AI-Generated images of humans had the highest likelihood of being detected as AI with an 85.02% likelihood of AI, which suggests the processing of human detail information for detection is lower than other image faculties.

However, AI detectors had difficulty identifying human-created images as real. The AI detectors incorrectly found that real images of humans had an AI likelihood at 36.39%.

Animals

The section of Animals had the second highest AI likelihood with its AI-generated images with an AI likelihood of 80.63%, but the lowest AI likelihood with its human-created images at 21.84%.

Food

Real images of food had the third highest AI likelihood, revealing that AI detectors have trouble correctly identifying whether images are AI-generated or not. AI detectors found that human-created images had a 26.36% chance of being AI-generated. However, AI detectors were more successful correctly identifying AI-generated images of food. AI-generated images of food had an average of 80.34% AI likelihood.

Landscapes

The fourth most accurate category was landscapes. AI detectors found that AI-generated images of landscapes have a 74.59% likelihood of being AI generated. The study revealed that AI detectors have trouble identifying human-created images. AI detectors incorrectly found that human-created images have an average of 28.79% AI likelihood.

Art

Alternatively, the AI Detectors had the lowest accuracy with identifying AI-generated art. AI generators were told to recreate either famous artworks, like the Mona Lisa, or art from a certain artistic movement like neoclassicism. AI-generated images were only flagged with 73.62 percent likelihood of being AI-generated.

Which AI Generators Create the Most Detectable Images?

The four generators used in this study are Midjourney, Canva, OpenArt and DALL-E. These created images according to inputted prompts and generated images across the sections.

DALL-E was the most easily detected AI image generator with an average AI likelihood of 52.14% of its generated images. This is a tool developed by Open AI, which was first released in 2021, but it’s latest model, DALL-E 3 was used in this study.

Midjourney was the least likely to be detected with its images having an AI likelihood of 39.44% being detected as AI. Midjourney was created in 2022 and uses Discord bot commands to create its images. Canva’s AI-generative tools were released in 2022 as was OpenArt. Due to these three tools being released later, this could suggest that over time, the AI images will be more likely to be detected as this is the main difference between the generators.

Conclusion

To summarize, the most inaccurate detection was on human-created images of humans and the most accurate detection was on AI-generated images of human, which reveals how the detectors are likely to think any image of a human being could be AI-generated. The detectors were correct overall in their decision, but the accuracy level was lower. This shows that AI detection is still far from where it should be, to ensure safety in case of the spreading of deepfake images and using real people’s likeness in harmful ways.
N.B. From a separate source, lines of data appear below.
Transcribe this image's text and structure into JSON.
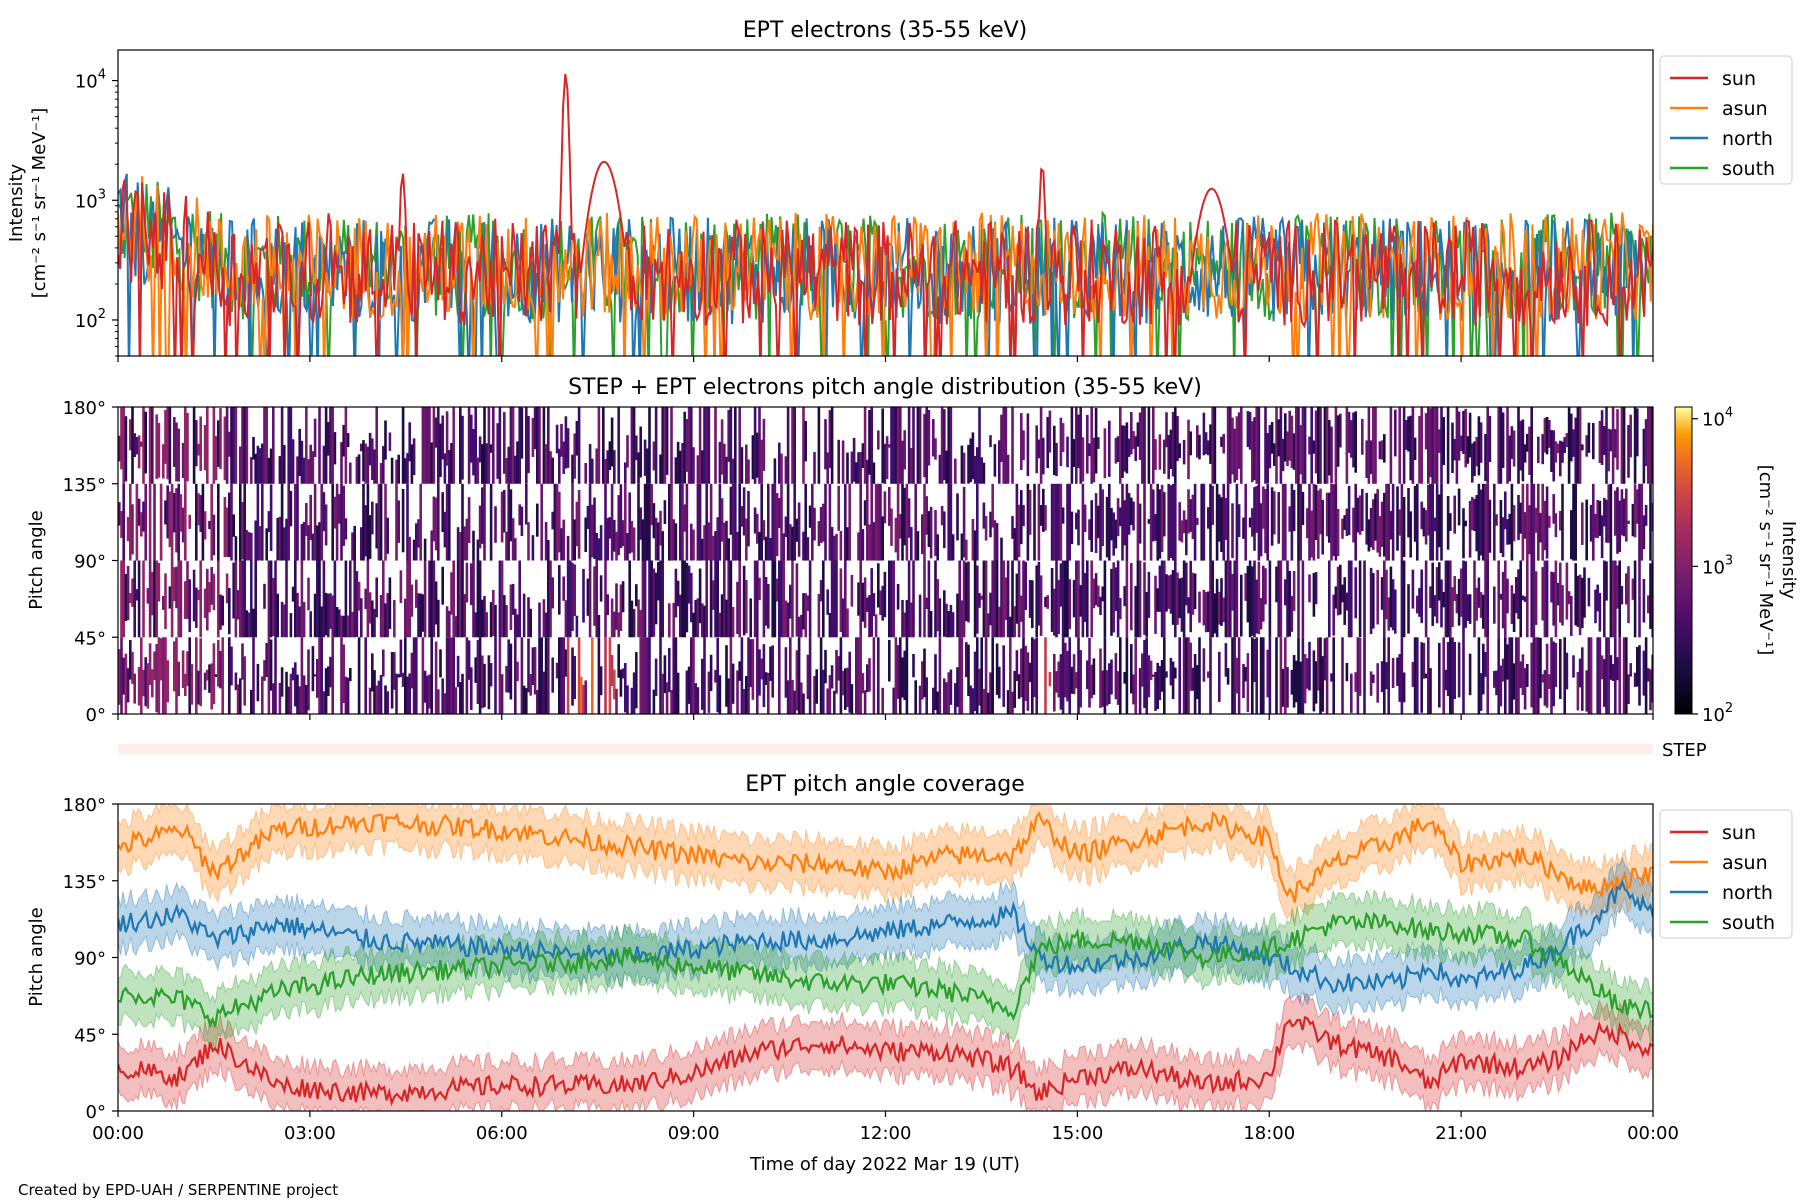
{
  "footer": "Created by EPD-UAH / SERPENTINE project",
  "xlabel": "Time of day 2022 Mar 19 (UT)",
  "x_ticks": [
    "00:00",
    "03:00",
    "06:00",
    "09:00",
    "12:00",
    "15:00",
    "18:00",
    "21:00",
    "00:00"
  ],
  "step_strip_label": "STEP",
  "colors": {
    "sun": "#d62728",
    "asun": "#ff7f0e",
    "north": "#1f77b4",
    "south": "#2ca02c"
  },
  "chart_data": [
    {
      "type": "line",
      "title": "EPT electrons (35-55 keV)",
      "ylabel_line1": "Intensity",
      "ylabel_line2": "[cm⁻² s⁻¹ sr⁻¹ MeV⁻¹]",
      "yscale": "log",
      "ylim": [
        50,
        18000
      ],
      "y_ticks": [
        {
          "base": "10",
          "exp": "2",
          "value": 100
        },
        {
          "base": "10",
          "exp": "3",
          "value": 1000
        },
        {
          "base": "10",
          "exp": "4",
          "value": 10000
        }
      ],
      "xlim_hours": [
        0,
        24
      ],
      "legend": [
        "sun",
        "asun",
        "north",
        "south"
      ],
      "legend_position": "outside right",
      "series": [
        {
          "name": "sun",
          "baseline": 250,
          "peaks": [
            {
              "t": 0.1,
              "v": 1500
            },
            {
              "t": 3.3,
              "v": 800
            },
            {
              "t": 4.45,
              "v": 1700
            },
            {
              "t": 7.0,
              "v": 11500
            },
            {
              "t": 7.6,
              "v": 2100
            },
            {
              "t": 14.45,
              "v": 2000
            },
            {
              "t": 17.1,
              "v": 1250
            }
          ]
        },
        {
          "name": "asun",
          "baseline": 280,
          "peaks": []
        },
        {
          "name": "north",
          "baseline": 260,
          "peaks": []
        },
        {
          "name": "south",
          "baseline": 280,
          "peaks": []
        }
      ]
    },
    {
      "type": "heatmap",
      "title": "STEP + EPT electrons pitch angle distribution (35-55 keV)",
      "ylabel": "Pitch angle",
      "ylim": [
        0,
        180
      ],
      "y_ticks": [
        "0°",
        "45°",
        "90°",
        "135°",
        "180°"
      ],
      "colorbar": {
        "scale": "log",
        "range": [
          100,
          12000
        ],
        "ticks": [
          {
            "base": "10",
            "exp": "2"
          },
          {
            "base": "10",
            "exp": "3"
          },
          {
            "base": "10",
            "exp": "4"
          }
        ],
        "label_line1": "Intensity",
        "label_line2": "[cm⁻² s⁻¹ sr⁻¹ MeV⁻¹]",
        "colormap": "inferno"
      }
    },
    {
      "type": "line",
      "title": "EPT pitch angle coverage",
      "ylabel": "Pitch angle",
      "ylim": [
        0,
        180
      ],
      "y_ticks": [
        "0°",
        "45°",
        "90°",
        "135°",
        "180°"
      ],
      "xlim_hours": [
        0,
        24
      ],
      "legend": [
        "sun",
        "asun",
        "north",
        "south"
      ],
      "legend_position": "outside right",
      "series": [
        {
          "name": "sun",
          "x": [
            0,
            1,
            1.5,
            2.5,
            4,
            6,
            8,
            9,
            10,
            11,
            12,
            13,
            14,
            14.4,
            15,
            16,
            17,
            18,
            18.3,
            19,
            20,
            20.5,
            21,
            22,
            22.5,
            23,
            23.5,
            24
          ],
          "y": [
            25,
            20,
            40,
            15,
            10,
            15,
            15,
            22,
            35,
            40,
            35,
            35,
            25,
            10,
            20,
            25,
            15,
            20,
            55,
            40,
            30,
            15,
            30,
            25,
            30,
            45,
            45,
            35
          ]
        },
        {
          "name": "asun",
          "x": [
            0,
            1,
            1.5,
            2.5,
            4,
            6,
            8,
            9,
            10,
            11,
            12,
            13,
            14,
            14.4,
            15,
            16,
            17,
            18,
            18.3,
            19,
            20,
            20.5,
            21,
            22,
            22.5,
            23,
            23.5,
            24
          ],
          "y": [
            155,
            165,
            140,
            165,
            170,
            165,
            155,
            150,
            145,
            145,
            140,
            150,
            150,
            170,
            150,
            160,
            170,
            160,
            125,
            145,
            160,
            170,
            145,
            150,
            140,
            130,
            135,
            140
          ]
        },
        {
          "name": "north",
          "x": [
            0,
            1,
            1.5,
            2.5,
            4,
            6,
            8,
            9,
            10,
            11,
            12,
            13,
            14,
            14.4,
            15,
            16,
            17,
            18,
            18.3,
            19,
            20,
            20.5,
            21,
            22,
            22.5,
            23,
            23.5,
            24
          ],
          "y": [
            110,
            115,
            100,
            110,
            100,
            95,
            90,
            95,
            100,
            100,
            105,
            110,
            115,
            90,
            85,
            90,
            100,
            90,
            85,
            75,
            75,
            85,
            75,
            85,
            95,
            110,
            130,
            115
          ]
        },
        {
          "name": "south",
          "x": [
            0,
            1,
            1.5,
            2.5,
            4,
            6,
            8,
            9,
            10,
            11,
            12,
            13,
            14,
            14.4,
            15,
            16,
            17,
            18,
            18.3,
            19,
            20,
            20.5,
            21,
            22,
            22.5,
            23,
            23.5,
            24
          ],
          "y": [
            70,
            65,
            55,
            70,
            80,
            85,
            90,
            85,
            80,
            75,
            75,
            70,
            60,
            95,
            100,
            100,
            90,
            95,
            100,
            110,
            110,
            105,
            105,
            100,
            90,
            75,
            60,
            60
          ]
        }
      ]
    }
  ]
}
The slight inaccuracy shows that detectors of AI are not completely dependable tools to ensure that AI images are distinguishable from non-AI images, therefore improvements to refine the accuracy are needed so that AI remains useful rather than hindered by the potential dangers they are associated with.

Methodology

For the methodology, we generated images across five sections with 10 images per theme – Art, Animals, Landscapes, Human (beings) and Food – using four different AI image generators, alongside a human-created image from Adobe Stock. These images were then tested across three detectors to test if accuracy of each detector.